HSBC’s profits more than doubled to $7.7bn in the third quarter as it reaped the benefits of high interest rates.
Following the strong performance, the bank announced a further $3bn share buyback scheme, bringing total buybacks to $7bn this year.
HSBC’s latest share buyback came after it fought off a campaign led by its biggest investor, Ping An, to split the bank’s Asia business into a separate company.
In a sign of investors’ confidence in the bank, Ping An was the only one of HSBC’s top 50 shareholders to vote in favour of a break-up.
The bank has faced major obstacles, however, due to an economic slowdown in its largest geography driven by a commercial real estate crisis.
However, chief executive Noel Quinn has repeatedly sought to reassure investors that the worst of the crisis is over and that China is very much open for business.
Shareholders appear to remain confident in the bank, and it is the only one of Britain’s Big Four lenders to see its stock rise in the year to date.
Lloyds: Weathering the rate hold storm
While shares in Lloyds Banking Group have not performed quite as well as HSBC’s, Britain’s biggest high street lender has proven more resilient than its domestically-focused rivals as the tailwind from high interest rates dies down.
The big players’ latest earnings suggested higher-for-longer rates have become a burden as fierce competition for deposits and mortgages dragged on net interest income – a key measure of profitability reflecting the difference between what banks pay out and receive in interest.
Although several others downgraded guidance in the third quarter, Lloyds left its net interest margin outlook unchanged.
The lender’s pre-tax profit came in at £1.9bn, more than triple the same period last year and slightly ahead of analyst expectations.
Lloyds set aside much less in impairment charges than expected. Its impairment charge, a measure of loan quality, was just £187m compared with £668m last year.
The bank said this figure reflected “broadly stable credit trends and resilient asset quality”, as well as an improved macroeconomic outlook.
In arguably more troubling news, Lloyds is reportedly considering a shake-up that could put more than 2,500 jobs at risk.
Starling and Monzo: Challenger banks steam ahead
Digital challenger banks including Starling and Monzo have had a bumper year as they become an increasingly serious threat to the more well-established firms.
Both banks leapt ahead of their high street rivals in an official ranking of UK lenders’ personal and business banking services by the Competition and Markets Authority published in August.
Starling was hit by the sudden departure of trailblazing Anne Boden, the first woman to found a British bank, as chief executive in June. She cited a desire to split up her role as a major shareholder and the CEO, while the Financial Times reported that her decision followed a row with investors over Starling’s valuation falling by at least £1bn when fund manager Jupiter sold its holding.
Nevertheless, the firm in May reported record pre-tax profits of £195m for the year to the end of March 2023, a more than six-fold increase from the same period last year.
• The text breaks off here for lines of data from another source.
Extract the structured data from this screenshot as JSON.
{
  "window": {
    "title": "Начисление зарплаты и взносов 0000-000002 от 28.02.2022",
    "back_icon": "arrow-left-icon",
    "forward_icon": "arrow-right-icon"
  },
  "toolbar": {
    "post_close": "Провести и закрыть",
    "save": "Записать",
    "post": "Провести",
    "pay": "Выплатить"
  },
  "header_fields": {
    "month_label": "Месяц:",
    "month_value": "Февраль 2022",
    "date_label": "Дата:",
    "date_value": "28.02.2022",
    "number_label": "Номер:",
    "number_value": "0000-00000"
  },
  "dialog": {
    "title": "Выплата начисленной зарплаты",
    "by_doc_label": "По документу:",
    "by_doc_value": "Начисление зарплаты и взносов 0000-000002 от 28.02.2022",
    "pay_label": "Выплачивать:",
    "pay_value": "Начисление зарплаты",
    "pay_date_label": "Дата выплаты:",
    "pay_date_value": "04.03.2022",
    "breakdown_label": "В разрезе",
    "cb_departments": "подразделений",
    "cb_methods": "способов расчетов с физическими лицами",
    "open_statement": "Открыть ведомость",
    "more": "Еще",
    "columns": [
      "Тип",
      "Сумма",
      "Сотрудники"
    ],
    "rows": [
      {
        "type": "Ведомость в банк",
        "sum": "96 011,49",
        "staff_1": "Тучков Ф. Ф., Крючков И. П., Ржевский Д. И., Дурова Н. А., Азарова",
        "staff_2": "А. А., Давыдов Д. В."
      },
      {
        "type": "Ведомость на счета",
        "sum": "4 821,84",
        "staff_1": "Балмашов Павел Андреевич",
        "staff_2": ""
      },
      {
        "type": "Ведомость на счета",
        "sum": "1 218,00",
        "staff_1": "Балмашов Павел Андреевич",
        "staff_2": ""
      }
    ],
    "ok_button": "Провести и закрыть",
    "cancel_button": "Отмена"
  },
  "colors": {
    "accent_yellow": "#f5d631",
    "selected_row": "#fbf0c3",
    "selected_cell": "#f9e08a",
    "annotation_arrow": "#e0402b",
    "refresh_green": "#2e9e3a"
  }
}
Starling’s revenues doubled to £216m, while its loan book grew nearly 50 per cent to £4.9bn.
Its software-as-a-service subsidiary recently made inaugural deals to broaden the bank’s international footprint as some investors bet on Engine to drive up Starling’s valuation ahead of a hotly-anticipated IPO.
Monzo is also expected to pursue a big-ticket public listing, while boss TS Anil eyes up a “huge gap” in the US market.
He said earlier this month that the firm had “earned the right to dream bigger” and was also looking at expanding into Europe.
Alphabet, the parent company of Google, is reportedly close to a deal with Monzo to lead a funding round of up to £500m.
The agreement could value the neobank at more than £4bn, it is understood.